-20-

571 47 12
                                    

Riuh suara televisi mengisi apartemen di mana Anila duduk termenung tanpa memperhatikan siaran yang tengah berlangsung dari benda segi empat di hadapannya. Bayangan akan kemarahan sang ayah dan wajah kecewa sang ibu tak pernah lepas dari ingatan. Apa kabar mereka? Apakah amarah itu belum surut?

Gadis itu tertawa sumbang. Tentu saja, mungkin tak ada maaf baginya. Takdir memang tidak dapat ditebak. Tak pernah terpikir hidupnya 'kan seperti ini.

Dia tak marah Tuhan memberi cobaan berat seperti sekarang. Serumit dan sekeruh apa pun yang dia tempuh saat ini pasti ada kisah haru nan indah di belakang sana, Anila yakin itu. Paling tidak sekarang dia bisa tinggal di sini, bersama ayah dari bayi dalam kandungannya.

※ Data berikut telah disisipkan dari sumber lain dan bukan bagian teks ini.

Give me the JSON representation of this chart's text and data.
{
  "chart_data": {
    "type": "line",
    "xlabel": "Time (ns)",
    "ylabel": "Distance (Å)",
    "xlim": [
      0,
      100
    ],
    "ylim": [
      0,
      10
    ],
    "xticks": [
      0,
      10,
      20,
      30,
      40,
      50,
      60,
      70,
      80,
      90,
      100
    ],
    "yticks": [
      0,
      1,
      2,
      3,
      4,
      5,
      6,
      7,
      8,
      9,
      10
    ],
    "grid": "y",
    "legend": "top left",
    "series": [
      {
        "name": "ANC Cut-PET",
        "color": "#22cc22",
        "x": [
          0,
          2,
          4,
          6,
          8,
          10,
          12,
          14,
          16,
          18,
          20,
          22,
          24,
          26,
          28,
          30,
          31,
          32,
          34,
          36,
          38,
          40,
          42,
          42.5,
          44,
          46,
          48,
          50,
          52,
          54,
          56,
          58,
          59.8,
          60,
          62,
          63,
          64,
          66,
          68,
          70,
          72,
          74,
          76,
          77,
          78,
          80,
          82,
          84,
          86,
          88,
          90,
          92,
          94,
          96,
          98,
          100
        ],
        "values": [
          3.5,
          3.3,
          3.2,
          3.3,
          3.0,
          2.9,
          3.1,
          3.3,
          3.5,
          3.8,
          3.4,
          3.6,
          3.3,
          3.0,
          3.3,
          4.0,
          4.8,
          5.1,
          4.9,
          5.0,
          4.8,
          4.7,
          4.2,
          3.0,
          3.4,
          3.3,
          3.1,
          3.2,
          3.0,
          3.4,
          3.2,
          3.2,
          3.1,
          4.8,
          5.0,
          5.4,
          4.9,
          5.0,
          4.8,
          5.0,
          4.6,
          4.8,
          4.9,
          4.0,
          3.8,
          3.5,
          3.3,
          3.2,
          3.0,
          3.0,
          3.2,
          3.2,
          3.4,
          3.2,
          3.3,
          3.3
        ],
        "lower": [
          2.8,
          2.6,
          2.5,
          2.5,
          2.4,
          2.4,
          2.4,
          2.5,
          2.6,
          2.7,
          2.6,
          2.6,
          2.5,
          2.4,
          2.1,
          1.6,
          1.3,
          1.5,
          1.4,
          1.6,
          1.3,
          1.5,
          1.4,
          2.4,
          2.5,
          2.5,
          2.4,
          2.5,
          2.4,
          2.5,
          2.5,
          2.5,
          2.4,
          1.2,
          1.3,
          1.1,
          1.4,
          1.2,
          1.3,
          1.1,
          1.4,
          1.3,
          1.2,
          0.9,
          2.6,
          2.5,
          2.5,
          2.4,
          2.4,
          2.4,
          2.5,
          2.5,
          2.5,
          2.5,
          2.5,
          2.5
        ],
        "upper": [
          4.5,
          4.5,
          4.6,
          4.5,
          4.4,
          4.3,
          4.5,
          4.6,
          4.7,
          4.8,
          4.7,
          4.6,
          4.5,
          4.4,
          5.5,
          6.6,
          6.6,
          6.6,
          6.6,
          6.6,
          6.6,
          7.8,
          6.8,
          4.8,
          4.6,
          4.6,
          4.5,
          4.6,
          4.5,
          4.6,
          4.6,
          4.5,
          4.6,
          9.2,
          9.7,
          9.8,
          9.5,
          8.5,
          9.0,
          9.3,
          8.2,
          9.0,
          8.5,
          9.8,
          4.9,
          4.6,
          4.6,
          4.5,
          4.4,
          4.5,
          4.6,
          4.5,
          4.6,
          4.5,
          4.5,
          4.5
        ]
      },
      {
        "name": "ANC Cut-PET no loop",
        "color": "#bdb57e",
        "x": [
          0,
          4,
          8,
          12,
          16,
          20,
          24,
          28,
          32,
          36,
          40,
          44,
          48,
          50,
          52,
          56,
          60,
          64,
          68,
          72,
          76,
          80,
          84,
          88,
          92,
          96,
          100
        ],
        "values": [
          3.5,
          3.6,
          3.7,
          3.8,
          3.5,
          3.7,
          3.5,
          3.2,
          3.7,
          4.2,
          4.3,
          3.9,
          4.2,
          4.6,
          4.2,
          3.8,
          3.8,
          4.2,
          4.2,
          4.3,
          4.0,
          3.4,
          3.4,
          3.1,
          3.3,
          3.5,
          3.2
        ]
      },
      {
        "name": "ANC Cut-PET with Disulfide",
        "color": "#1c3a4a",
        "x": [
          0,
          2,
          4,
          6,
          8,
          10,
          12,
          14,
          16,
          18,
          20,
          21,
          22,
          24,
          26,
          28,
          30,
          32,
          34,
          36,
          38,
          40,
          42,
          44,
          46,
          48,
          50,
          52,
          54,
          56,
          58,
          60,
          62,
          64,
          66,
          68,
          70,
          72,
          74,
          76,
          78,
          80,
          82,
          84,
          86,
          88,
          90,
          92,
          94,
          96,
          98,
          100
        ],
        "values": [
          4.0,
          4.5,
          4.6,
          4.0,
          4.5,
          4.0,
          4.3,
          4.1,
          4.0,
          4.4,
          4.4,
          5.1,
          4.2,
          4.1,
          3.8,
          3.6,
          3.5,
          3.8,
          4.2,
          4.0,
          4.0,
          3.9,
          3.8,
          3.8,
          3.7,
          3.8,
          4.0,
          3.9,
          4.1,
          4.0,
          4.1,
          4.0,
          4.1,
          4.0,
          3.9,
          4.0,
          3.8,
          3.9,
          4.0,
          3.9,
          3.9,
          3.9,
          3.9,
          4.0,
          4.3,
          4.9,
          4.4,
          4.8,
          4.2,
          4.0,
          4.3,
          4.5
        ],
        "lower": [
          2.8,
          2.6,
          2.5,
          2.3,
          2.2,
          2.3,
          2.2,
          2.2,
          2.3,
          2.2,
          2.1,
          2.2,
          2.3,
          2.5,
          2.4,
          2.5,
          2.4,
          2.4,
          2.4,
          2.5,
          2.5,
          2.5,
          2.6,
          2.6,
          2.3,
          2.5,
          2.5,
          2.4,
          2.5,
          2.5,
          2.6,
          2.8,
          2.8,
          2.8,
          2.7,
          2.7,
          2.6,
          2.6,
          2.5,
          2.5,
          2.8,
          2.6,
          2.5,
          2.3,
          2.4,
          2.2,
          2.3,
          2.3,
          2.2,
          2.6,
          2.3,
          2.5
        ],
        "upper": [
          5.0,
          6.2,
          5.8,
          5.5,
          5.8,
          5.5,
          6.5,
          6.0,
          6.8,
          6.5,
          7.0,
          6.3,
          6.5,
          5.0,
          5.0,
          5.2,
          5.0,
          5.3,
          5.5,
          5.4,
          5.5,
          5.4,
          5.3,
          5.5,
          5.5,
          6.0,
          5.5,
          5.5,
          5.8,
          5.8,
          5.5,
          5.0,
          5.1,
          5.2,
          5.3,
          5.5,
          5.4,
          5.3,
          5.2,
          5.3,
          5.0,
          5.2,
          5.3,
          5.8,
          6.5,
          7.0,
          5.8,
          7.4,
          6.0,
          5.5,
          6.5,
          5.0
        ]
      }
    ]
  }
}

"Kamu baik-baik, ya." Anila berucap pelan seraya mengelus lembut perut yang masih terlihat datar.

"Jika besar nanti, kamu gak boleh kayak aku. Resikonya besar," lirihnya seraya sedikit tertawa.

Di belakang sana, Jendra mematung. Jantungnya terasa dihantam palu besar kala mendengar penuturan Anila. Sampai kapan pun rasa bersalah tidak akan pernah angkat jejak dari lembar hidupnya. Ingin sekali melihat gadis itu berkumpul bersama sang ibu, seperti yang pernah dia saksikan kala itu.

Anila dan Nintia sangat akrab. Anak dan ibu tersebut begitu kompak. Namun, karena kesalahannya dia malah memisahkan dan menghancurkan keakraban yang ada. Bagaimana mungkin Jendra dapat hidup tenang setelah merusak kebahagiaan orang lain?

"Sekalipun gue bertanggung jawab, tetap aja gue salah, Nil. Maafin gue." Jendra menunduk dalam, tangannya mengepal kuat.

Untuk saat ini cobaan hanya datang dari kehamilan dan pengusiran keluarga sang gadis. Bagaimana jika berita kehamilan Anila menyebar di kampus? Apa yang akan dialami oleh gadis itu?

"Pengen ngampus?"

Teguran Anila menyadarkan Jendra dari berbagai kemungkinan-kemungkinan yang bernarasi di dalam otak. Dia mendongak, menatap Anila yang tengah melihatnya dengan sorot sedih.

"Iya," jawab Jendra.

Cowok berkemeja hitam dibalut celana jins hitam itu mengerutkan kening. Dia memperhatikan penampilannya sendiri, takut ada yang aneh. Akan tetapi, tak ada sama sekali. Dia pun kembali melihat Anila, tak lupa menaikkan kening tanda bertanya.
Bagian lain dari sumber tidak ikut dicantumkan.